The IJ was also critical of two other letters supposedly written in Albania because they
contained no diacritical marks common in the written Albanian language. Gashaj claimed that the
letters were typed in Albania, but he could not explain the missing marks. Even though the
government never explained the significance of the diacritical remarks, these letters remain suspect
because they contain virtually the same six opening paragraphs. At no point could Gashaj explain
why two different people from different families would write nearly identical statements.
The IJ was also concerned that Gashaj did not mention in his application that he was beaten
to the point of unconsciousness at the September 1998 rally. This rally is a central issue in
Gashaj’s claim for asylum, and omissions and inconsistencies cannot be overlooked. See
Daneshvar v. Ashcroft, 355 F.3d 615, 623 (6th Cir. 2004) (minor inconsistencies, such as dates,
cannot support a finding that an alien is incredible). Furthermore, the fact that Gashaj could not
consistently say how many people attended the September 1998 rally that he allegedly organized
caused the IJ to doubt whether the rally took place at all or if Gashaj attended it. He stated on direct
examination that between 400 and 500 people attended, but on cross-examination, he only said that
more than 100 people were at the rally. Although these answers may not be technically
inconsistent, the inability of Gashaj to consistently and definitively respond to the questions tends
to substantiate the IJ’s determination that Gashaj did not prove past persecution.
Furthermore, Gashaj first mentioned his cousin’s recent death after cross-examination was
over. This fact was not brought out on direct examination; he blurted it out when he was asked to
step down from the witness stand. The spontaneity of such an important fact supports the IJ’s
credibility determination.
Finally, evidence exists to show that Gashaj entered the United States in 2000, not to
receive political asylum, but to obtain medical treatment for his daughter. His entry into the United
States came a mere five weeks after allegedly suffering a beating after the August 10, 2002 rally,
but he had no intention of seeking political asylum at that time. This evidence tends to disprove
Gashaj’s claim that he fears future persecution were he to return to Albania.

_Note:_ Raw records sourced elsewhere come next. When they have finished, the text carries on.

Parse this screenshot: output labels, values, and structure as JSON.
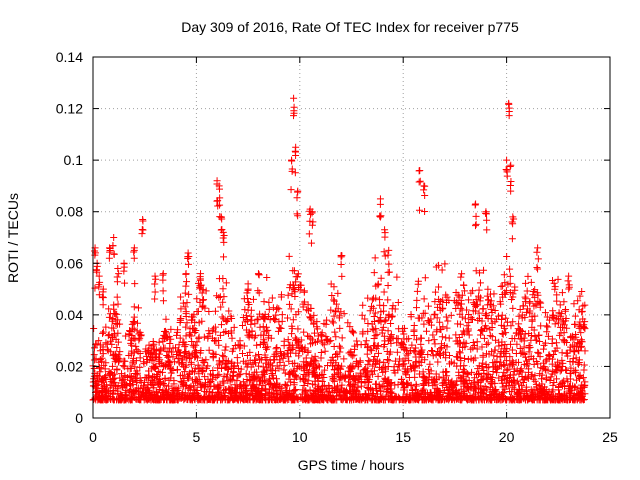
{
  "chart_data": {
    "type": "scatter",
    "title": "Day 309 of 2016, Rate Of TEC Index for receiver p775",
    "xlabel": "GPS time / hours",
    "ylabel": "ROTI / TECUs",
    "xlim": [
      0,
      25
    ],
    "ylim": [
      0,
      0.14
    ],
    "xticks": [
      0,
      5,
      10,
      15,
      20,
      25
    ],
    "xtick_labels": [
      "0",
      "5",
      "10",
      "15",
      "20",
      "25"
    ],
    "yticks": [
      0,
      0.02,
      0.04,
      0.06,
      0.08,
      0.1,
      0.12,
      0.14
    ],
    "ytick_labels": [
      "0",
      "0.02",
      "0.04",
      "0.06",
      "0.08",
      "0.1",
      "0.12",
      "0.14"
    ],
    "grid": true,
    "marker": "+",
    "colors": {
      "series": "#ff0000",
      "grid": "#a0a0a0",
      "axis": "#000000"
    },
    "series": [
      {
        "name": "ROTI",
        "description_points": "dense scatter, mostly 0.005-0.04 TECU across 0-23.8 h",
        "x": [
          0.1,
          0.2,
          0.3,
          0.5,
          0.8,
          1.0,
          1.2,
          1.5,
          2.0,
          2.4,
          3.0,
          3.4,
          4.5,
          4.6,
          5.2,
          6.0,
          6.1,
          6.2,
          6.3,
          7.5,
          8.0,
          9.6,
          9.7,
          9.8,
          9.9,
          10.5,
          10.6,
          12.0,
          13.9,
          14.1,
          14.3,
          15.8,
          16.0,
          18.5,
          19.0,
          20.0,
          20.1,
          20.2,
          20.3,
          21.5,
          23.0
        ],
        "y": [
          0.066,
          0.06,
          0.055,
          0.05,
          0.066,
          0.07,
          0.058,
          0.06,
          0.066,
          0.077,
          0.055,
          0.056,
          0.056,
          0.064,
          0.056,
          0.092,
          0.09,
          0.078,
          0.072,
          0.052,
          0.056,
          0.1,
          0.124,
          0.105,
          0.088,
          0.081,
          0.08,
          0.063,
          0.085,
          0.073,
          0.065,
          0.096,
          0.09,
          0.083,
          0.08,
          0.1,
          0.122,
          0.098,
          0.078,
          0.066,
          0.055
        ]
      }
    ]
  }
}
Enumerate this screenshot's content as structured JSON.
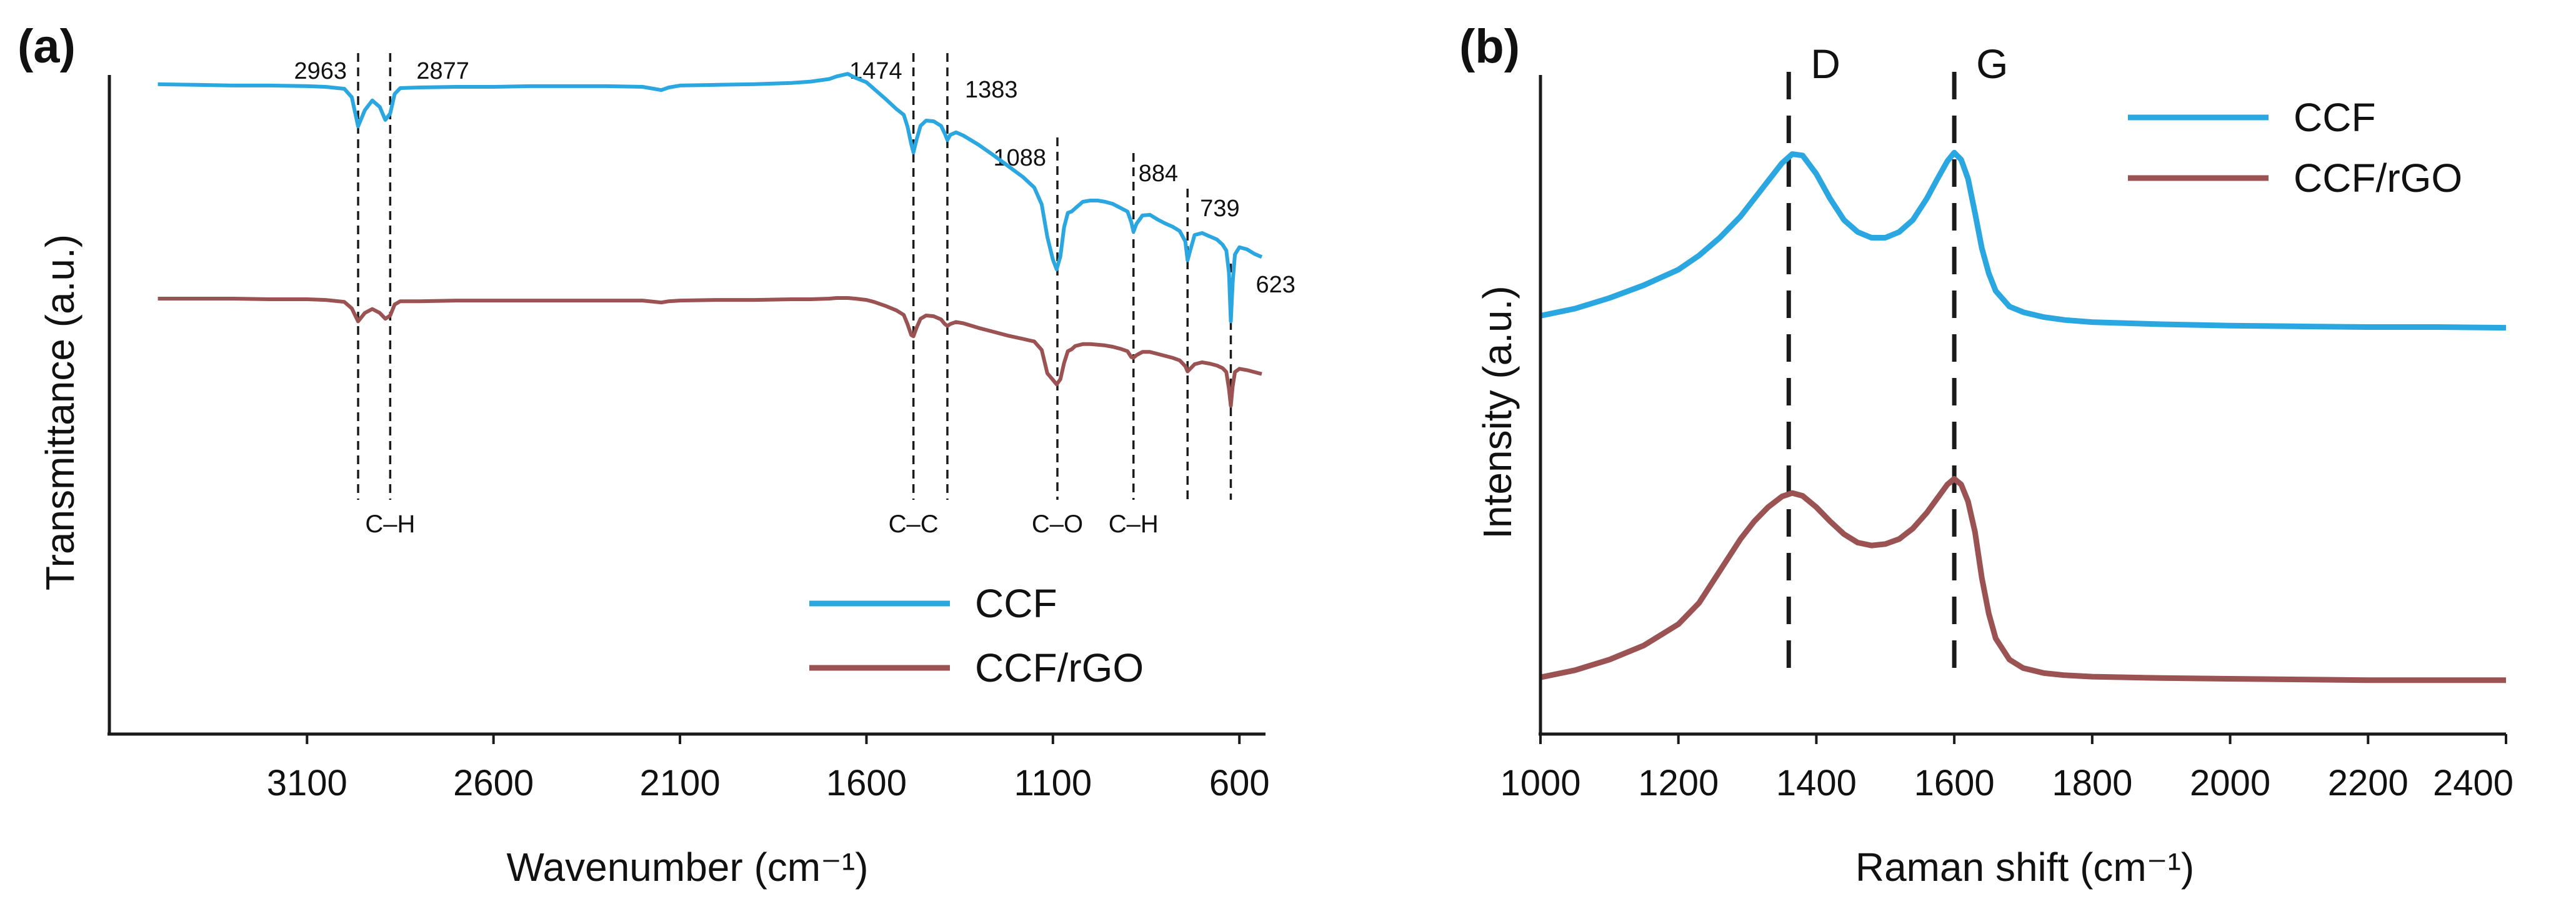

Because, on the whole, the suspect statements relate to issues at the heart of his asylum
claim, Gashaj has failed to show that he suffered past persecution. Without evidence of past
persecution or a well-founded fear of future persecution, he is ineligible for asylum. The evidence
does not compel a different decision. Because Gashaj cannot establish that he is a “refugee,” it is
unnecessary to determine whether his case merits “favorable a favorable exercise of discretion” by
the Attorney General. Perkovic v. INS, 33 F.3d 615, 620 (6th Cir. 1994).1
AFFIRMED.
1
Gashaj failed to challenge the IJ’s determination on the issues of withholding of removal
and the applicability of the Convention Against Torture. These issues, therefore, have been waived.
Gjyzi v. Ashcroft, 386 F.3d 710, 714 (6th Cir. 2004).